All combined, the astronomers used six telescopes to make these observations, including the Hubble Space Telescope, the Very Large Array, and the ALMA telescope. With the combined power of all their observing wavelengths, the astronomers could put together a comprehensive picture of the HH 24 complex.
The core of the HH 24 complex is a dense cloud of gas and dust that hosts at least seven known objects. These objects are small, hot, and dense but not yet have not yet reached the stage where they can fuse hydrogen in their cores and become true stars. However, one does seem to be right on the edge of that limit and will become a star essentially any day now.
The HH 24 Complex (image credit: Reipurth et al.)This new system of seven stars is not stable, however. Because of their masses and orbits, they are bound to violently interact with each other. In fact, the astronomers have caught one such ejection in the act. The ejected object is an incredibly small protostar, almost small enough to count as a brown dwarf instead. It is currently moving away from the core of the protostellar system at about 25 km/s, which means it was orphaned about 5,800 years ago. In the next few thousand years it will likely be joined by at least some of its siblings.
Protostars of any kind are incredibly violent as they form. Material swirls down onto the protostars, building their mass, but as the protostars heat up they interact with those same surroundings. The movement of gas and dust can form incredibly strong electric and magnetic fields. Those fields then funnel some of the gas around the star to form jets. A similar process plays out around supermassive black holes, but at a much larger scale.

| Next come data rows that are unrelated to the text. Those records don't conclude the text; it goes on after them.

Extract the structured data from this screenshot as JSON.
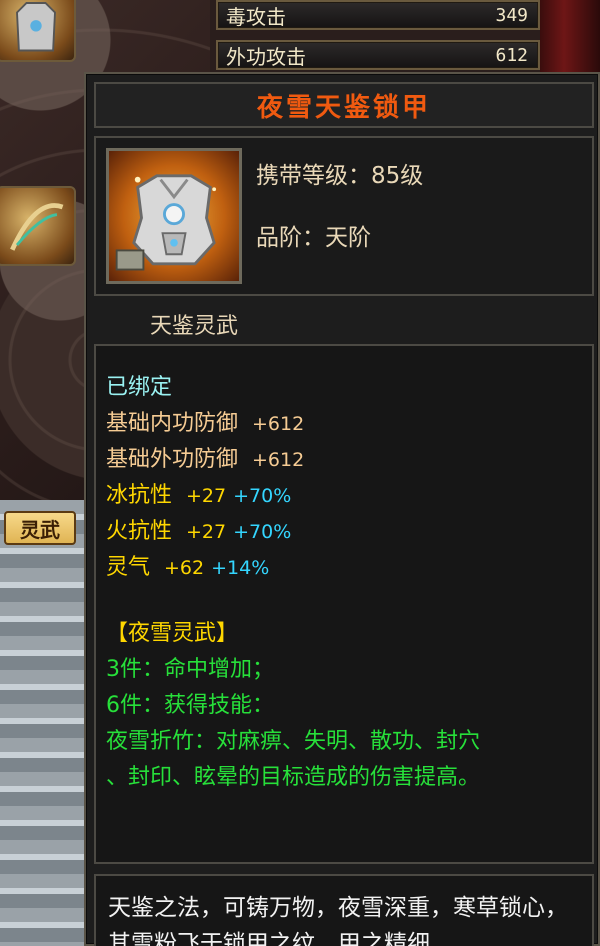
{
  "background": {
    "stats": [
      {
        "label": "毒攻击",
        "value": "349"
      },
      {
        "label": "外功攻击",
        "value": "612"
      }
    ],
    "tab_label": "灵武"
  },
  "tooltip": {
    "title": "夜雪天鉴锁甲",
    "carry_level": "携带等级：85级",
    "grade": "品阶：天阶",
    "subtitle": "天鉴灵武",
    "bound": "已绑定",
    "base_stats": [
      {
        "label": "基础内功防御",
        "value": "+612"
      },
      {
        "label": "基础外功防御",
        "value": "+612"
      }
    ],
    "resist_stats": [
      {
        "label": "冰抗性",
        "value": "+27",
        "bonus": "+70%"
      },
      {
        "label": "火抗性",
        "value": "+27",
        "bonus": "+70%"
      },
      {
        "label": "灵气",
        "value": "+62",
        "bonus": "+14%"
      }
    ],
    "set_name": "【夜雪灵武】",
    "set_bonuses": [
      "3件：命中增加；",
      "6件：获得技能：",
      "夜雪折竹：对麻痹、失明、散功、封穴",
      "、封印、眩晕的目标造成的伤害提高。"
    ],
    "description": "天鉴之法，可铸万物，夜雪深重，寒草锁心，其雪粉飞于锁甲之纹，甲之精细"
  },
  "colors": {
    "title": "#f05a10",
    "cyan": "#9af2f2",
    "tan": "#f6cc94",
    "yellow": "#ffd700",
    "blue": "#34d6ff",
    "green": "#27e03a"
  }
}
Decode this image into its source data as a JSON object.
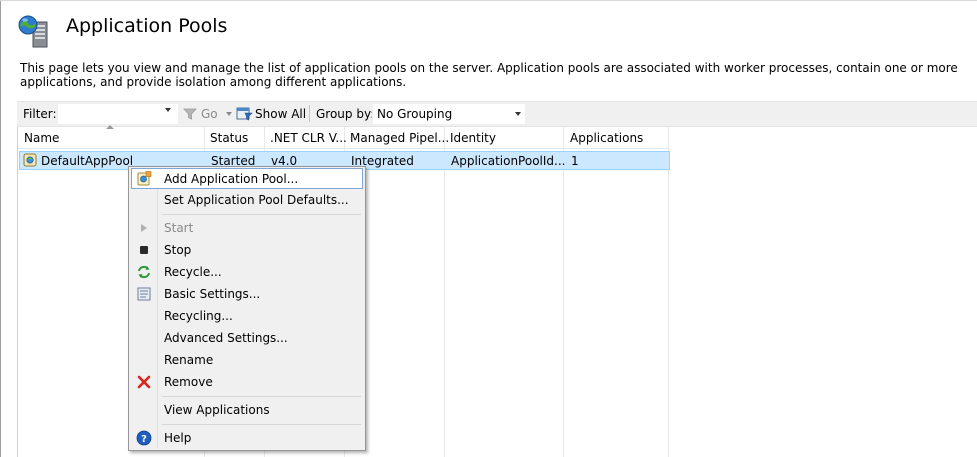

In the case of the HH 24 complex, the astronomers have observed five thin, narrow jets emanating from the central core. These jets are wrapped by magnetic field lines that give them their shape. All together the jets extend for at least five light years away from the core.
In the midst of all this violence there is also the hope for planets. The astronomers observed small protoplanetary discs around five stars, some of them with gaps in them, suggesting the presence of young forming planets. If those stars survive the violent interactions that they must face over the next few thousand years, those planets may stay bound to their parent stars.